Labour members and the party leadership have the opportunity to reaffirm their commitment to a four-day working week at party conference. It’s an opportunity that should be taken – before the Conservatives get there first.
Since the Covid pandemic, the four-day week (with no loss of pay) has hit the mainstream. The results from major trials in Iceland were an “overwhelming success” and trials are now taking place in Spain, Scotland and Ireland. Even in Japan, infamous for overworking, the government has urged employers to switch to a four-day week to improve work-life balance.
Recent polling on a four-day week in the UK shows that the policy is more popular than ever before, with the pandemic opening people’s eyes to a new world of work and the move towards flexible working helping to open the door. The policy has come a long way since Jeremy Corbyn’s leadership of the Labour Party – and as we begin to ease back into a post-pandemic world, Labour must seize the moment by backing this change to the working week that has been long overdue.
It was 100 years ago that the trade union movement won us the weekend, paving the way for the nine to five, five-day working week. This model of work is now outdated and no longer fit for purpose. It’s important to remember that it was designed for an agricultural and industrial economy. With the world of work completely transformed a century later, there is absolutely no good reason why people should still be working five days a week or more.
Long working hours are an acute problem for the UK, where we work the longest full-time hours compared to any country in the EU except for Greece, while having the least productive economy and the fewest number of bank holidays. Numerous studies have shown that a four-day working week with no loss of pay results in greater productivity at work. Believe it or not, working fewer hours doesn’t mean getting less done.

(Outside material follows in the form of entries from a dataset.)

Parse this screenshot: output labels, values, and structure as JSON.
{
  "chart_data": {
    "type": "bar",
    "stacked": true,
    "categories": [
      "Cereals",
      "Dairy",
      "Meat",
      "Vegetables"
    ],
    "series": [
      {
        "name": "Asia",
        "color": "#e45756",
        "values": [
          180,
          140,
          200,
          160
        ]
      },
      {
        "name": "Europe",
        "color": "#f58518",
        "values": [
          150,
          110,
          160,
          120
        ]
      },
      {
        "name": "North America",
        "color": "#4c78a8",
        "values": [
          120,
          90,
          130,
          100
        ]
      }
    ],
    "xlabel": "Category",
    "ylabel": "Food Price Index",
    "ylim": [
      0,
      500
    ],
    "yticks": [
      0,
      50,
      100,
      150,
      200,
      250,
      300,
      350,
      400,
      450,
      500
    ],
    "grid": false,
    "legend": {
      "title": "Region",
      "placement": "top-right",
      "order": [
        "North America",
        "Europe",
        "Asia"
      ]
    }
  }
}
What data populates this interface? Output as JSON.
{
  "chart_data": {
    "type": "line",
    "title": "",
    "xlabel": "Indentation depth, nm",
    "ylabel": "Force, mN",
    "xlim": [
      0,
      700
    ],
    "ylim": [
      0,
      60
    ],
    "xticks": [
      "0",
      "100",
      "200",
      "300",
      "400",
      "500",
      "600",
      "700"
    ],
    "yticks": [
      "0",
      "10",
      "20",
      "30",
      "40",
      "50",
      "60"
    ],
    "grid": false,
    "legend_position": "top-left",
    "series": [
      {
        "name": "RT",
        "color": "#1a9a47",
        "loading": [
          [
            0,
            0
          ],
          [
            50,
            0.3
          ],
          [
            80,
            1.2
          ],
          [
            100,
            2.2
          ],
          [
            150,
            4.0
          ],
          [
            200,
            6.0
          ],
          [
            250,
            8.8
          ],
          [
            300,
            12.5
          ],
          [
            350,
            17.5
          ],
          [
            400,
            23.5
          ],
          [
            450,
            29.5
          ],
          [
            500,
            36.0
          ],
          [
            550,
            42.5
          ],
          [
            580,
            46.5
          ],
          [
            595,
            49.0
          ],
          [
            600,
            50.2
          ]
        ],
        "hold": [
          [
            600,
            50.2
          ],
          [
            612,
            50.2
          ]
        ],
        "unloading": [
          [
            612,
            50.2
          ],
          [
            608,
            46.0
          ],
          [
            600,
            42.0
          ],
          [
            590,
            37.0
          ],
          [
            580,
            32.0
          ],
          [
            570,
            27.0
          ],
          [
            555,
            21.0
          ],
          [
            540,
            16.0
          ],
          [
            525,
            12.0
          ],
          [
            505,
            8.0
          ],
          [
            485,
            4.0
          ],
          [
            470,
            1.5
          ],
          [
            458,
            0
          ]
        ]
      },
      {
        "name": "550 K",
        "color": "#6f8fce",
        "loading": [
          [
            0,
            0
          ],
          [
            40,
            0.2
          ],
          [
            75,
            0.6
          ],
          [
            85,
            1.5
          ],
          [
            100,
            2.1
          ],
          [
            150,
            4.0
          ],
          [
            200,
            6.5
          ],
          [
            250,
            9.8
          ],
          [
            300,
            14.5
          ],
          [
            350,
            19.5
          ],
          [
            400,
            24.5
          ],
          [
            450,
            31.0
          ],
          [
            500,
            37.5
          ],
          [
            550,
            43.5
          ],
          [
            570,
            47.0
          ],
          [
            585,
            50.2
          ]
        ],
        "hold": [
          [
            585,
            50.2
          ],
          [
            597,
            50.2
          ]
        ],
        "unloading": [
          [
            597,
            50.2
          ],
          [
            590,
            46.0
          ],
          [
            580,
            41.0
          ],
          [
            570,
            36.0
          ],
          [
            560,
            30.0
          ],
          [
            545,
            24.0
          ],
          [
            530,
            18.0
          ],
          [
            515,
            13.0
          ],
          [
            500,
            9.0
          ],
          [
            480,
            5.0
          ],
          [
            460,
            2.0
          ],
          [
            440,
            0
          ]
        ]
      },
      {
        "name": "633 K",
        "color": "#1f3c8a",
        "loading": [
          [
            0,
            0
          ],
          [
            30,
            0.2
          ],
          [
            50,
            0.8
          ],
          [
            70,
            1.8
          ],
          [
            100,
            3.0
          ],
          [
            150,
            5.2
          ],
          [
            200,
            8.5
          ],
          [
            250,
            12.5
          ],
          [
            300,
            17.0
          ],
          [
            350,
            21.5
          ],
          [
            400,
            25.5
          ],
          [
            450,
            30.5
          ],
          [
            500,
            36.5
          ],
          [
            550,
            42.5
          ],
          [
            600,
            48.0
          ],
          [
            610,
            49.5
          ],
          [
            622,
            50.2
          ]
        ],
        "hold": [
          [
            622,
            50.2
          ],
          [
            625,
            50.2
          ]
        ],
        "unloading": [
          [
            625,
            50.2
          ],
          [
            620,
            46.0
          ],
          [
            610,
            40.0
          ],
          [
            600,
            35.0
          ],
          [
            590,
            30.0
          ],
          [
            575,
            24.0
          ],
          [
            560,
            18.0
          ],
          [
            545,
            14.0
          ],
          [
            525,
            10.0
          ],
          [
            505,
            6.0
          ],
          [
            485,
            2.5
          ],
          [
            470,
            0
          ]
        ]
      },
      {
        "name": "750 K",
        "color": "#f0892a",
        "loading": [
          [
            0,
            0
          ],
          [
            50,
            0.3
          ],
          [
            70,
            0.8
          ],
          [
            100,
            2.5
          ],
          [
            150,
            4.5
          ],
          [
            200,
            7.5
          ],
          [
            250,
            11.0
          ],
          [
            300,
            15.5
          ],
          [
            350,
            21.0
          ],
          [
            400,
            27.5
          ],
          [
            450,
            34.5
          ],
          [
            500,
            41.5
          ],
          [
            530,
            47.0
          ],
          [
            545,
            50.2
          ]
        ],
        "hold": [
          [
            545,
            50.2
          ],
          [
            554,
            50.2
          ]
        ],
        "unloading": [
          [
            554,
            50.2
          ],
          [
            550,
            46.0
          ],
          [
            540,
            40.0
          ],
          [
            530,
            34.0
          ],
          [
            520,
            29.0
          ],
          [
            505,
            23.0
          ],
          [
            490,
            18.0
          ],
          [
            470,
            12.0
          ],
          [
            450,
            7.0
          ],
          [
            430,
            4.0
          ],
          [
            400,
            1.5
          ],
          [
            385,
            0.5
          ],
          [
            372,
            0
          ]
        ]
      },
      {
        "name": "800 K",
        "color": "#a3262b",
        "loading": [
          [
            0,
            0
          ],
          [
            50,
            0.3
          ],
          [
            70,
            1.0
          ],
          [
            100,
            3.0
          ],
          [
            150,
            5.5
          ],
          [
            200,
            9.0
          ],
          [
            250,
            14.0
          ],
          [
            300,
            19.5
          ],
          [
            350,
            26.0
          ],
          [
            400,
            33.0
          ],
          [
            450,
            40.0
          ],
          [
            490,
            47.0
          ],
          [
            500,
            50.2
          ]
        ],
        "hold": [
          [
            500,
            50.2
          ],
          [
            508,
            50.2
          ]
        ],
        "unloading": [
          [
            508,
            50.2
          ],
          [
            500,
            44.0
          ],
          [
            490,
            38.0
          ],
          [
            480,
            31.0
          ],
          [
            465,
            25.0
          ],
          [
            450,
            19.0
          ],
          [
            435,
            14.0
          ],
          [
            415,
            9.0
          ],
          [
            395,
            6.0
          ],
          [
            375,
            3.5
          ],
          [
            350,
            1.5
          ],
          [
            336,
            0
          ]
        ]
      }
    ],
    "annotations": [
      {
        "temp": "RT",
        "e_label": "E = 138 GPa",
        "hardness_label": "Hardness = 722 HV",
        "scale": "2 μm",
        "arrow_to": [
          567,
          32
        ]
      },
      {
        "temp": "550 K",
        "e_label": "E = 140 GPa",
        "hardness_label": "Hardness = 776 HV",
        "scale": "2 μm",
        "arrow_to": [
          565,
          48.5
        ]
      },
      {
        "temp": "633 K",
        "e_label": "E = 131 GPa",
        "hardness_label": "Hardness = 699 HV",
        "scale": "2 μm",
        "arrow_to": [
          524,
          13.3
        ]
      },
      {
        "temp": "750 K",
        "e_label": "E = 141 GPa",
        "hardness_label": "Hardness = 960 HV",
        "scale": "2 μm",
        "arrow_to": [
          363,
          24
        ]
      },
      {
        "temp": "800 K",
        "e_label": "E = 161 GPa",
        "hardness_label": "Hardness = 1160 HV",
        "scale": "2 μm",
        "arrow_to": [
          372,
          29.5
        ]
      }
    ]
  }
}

Transitioning the economy to a four-day, 32-hour working week would be a major boost to workers – helping to prevent burnout, overwork and work-related mental health issues, which are rife in the British workplace. Angela Rayner, Labour’s Shadow Secretary for the Future of Work, has talked up the need for more flexible working and even mentioned “four-day weeks” but so far the party has avoided making its support for the move crystal clear.
The policy is a natural fit for Keir Starmer’s head of policy Claire Ainsley, who has a focus on reconnecting with families, as the four-day week would give people more time to spend with their loved ones. This feels more important than ever after Covid. In fact, polling we carried out last year showed that spending more time with family was the overwhelming first choice for how people would spend their extra free time on a four-day week.
The trade unions unanimously backed a motion at TUC conference earlier this month to campaign for a four-day week and a three-day weekend. This seems like the natural next big battle for the trade union movement. Most people have forgotten their role in winning us the weekend, and campaigning for a four-day week would show workers what a strong trade union movement can achieve in modern times.
When it comes to the Conservatives, they seem to have relaxed their position on a four-day week since the 2019 general election. Chancellor Rishi Sunak temporarily supported moves towards a shorter working week by bringing forward the short-time working scheme in response to the pandemic. With greater automation and new technology still to come, there is a growing inevitability about the need to move to a shorter working week to share work more equally across the economy.
There is a real risk for Labour that the Conservatives will see which way the wind is blowing on this issue and get there first. By backing the four-day week at conference, Labour can show itself to be ahead of the game – and lead the way on transforming the future of work.